Acenou efusivamente aos barcos de pescadores que iniciavam a faina nocturna, com os seus mastros iluminados a criar uma linha de luz levitando sobre a água. Viu as luzes em terra tornarem-se mais difusas enquanto a distância aumentava, e sentiu-se orgulhoso da decisão que tomara e do novo ser que seria, tão totalmente livre, tão diferente dos seus semelhantes, prisioneiros deste tempo.

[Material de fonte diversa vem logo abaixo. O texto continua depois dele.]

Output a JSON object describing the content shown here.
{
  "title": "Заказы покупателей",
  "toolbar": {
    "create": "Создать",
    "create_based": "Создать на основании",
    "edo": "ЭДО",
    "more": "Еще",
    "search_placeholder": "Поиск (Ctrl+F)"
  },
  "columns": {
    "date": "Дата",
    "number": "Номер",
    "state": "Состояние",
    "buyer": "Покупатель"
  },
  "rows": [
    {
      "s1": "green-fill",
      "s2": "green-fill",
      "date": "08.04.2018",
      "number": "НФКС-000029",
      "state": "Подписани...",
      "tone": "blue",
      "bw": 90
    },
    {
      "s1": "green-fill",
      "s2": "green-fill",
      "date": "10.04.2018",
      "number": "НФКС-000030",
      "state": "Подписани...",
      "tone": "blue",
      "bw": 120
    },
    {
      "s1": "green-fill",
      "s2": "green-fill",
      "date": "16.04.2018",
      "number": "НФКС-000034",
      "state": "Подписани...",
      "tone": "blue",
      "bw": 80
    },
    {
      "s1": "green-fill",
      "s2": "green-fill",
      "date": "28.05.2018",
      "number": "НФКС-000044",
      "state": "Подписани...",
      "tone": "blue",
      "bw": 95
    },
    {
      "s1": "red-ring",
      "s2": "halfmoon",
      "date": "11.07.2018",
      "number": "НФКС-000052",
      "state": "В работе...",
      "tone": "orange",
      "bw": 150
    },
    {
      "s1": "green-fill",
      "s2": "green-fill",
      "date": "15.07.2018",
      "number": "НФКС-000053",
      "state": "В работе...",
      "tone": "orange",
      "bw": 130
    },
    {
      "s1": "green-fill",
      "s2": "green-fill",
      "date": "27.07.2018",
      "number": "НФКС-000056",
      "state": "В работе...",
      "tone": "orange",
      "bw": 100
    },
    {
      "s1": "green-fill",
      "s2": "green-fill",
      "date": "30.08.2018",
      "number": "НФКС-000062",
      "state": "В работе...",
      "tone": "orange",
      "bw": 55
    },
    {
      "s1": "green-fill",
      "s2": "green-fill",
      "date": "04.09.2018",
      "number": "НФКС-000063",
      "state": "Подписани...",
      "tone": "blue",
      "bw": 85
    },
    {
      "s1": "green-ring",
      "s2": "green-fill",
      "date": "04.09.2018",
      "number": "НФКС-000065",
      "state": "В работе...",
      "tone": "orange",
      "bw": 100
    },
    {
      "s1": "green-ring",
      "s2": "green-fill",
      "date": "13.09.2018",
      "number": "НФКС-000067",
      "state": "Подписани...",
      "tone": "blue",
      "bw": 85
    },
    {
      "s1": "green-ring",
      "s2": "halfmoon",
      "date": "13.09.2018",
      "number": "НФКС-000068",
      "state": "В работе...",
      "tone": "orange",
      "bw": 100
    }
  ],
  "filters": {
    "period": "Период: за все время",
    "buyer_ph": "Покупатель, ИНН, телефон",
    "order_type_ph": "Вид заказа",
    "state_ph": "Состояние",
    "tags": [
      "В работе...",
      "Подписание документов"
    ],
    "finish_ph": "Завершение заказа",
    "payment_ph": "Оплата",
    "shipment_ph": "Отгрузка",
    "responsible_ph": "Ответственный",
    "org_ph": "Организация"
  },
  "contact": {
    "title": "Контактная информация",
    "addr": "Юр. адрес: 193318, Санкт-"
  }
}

Lá agora tão longe, acima das luzes da civilização em terra, o céu iluminou-se então com fogo-de-artifício de festas de Verão e ele comoveu-se perante a beleza simples do cenário. Tirou do bolso do fato-de-banho o telemóvel, protegido com capa impermeável, naturalmente, que ali esquecera quando decidiu caminhar convictamente praia fora. Fotografou uma e outra vez enquanto boiava na imensidão do oceano. Fotografou até que ficasse preservada em ficheiro electrónico uma imagem tão esteticamente impecável que ele não resistiu a partilhá-la com todos através das suas redes sociais.

Do outro lado do mundo, um homem que ao início da noite decidira embrenhar-se na floresta para não mais voltar, saturado com o mundo que dissera a si mesmo não ser o seu, descobriu no bolso dos calções um aparelho electrónico de que se esquecera quando avançou decidido para a floresta densa. Foi nele que viu a fotografia do fogo-de-artifício sobre o mar. Comovido, totalmente livre, não resistiu a partilhá-la com todos. Depois, aparelho electrónico no bolso, continuou a caminhada floresta adentro.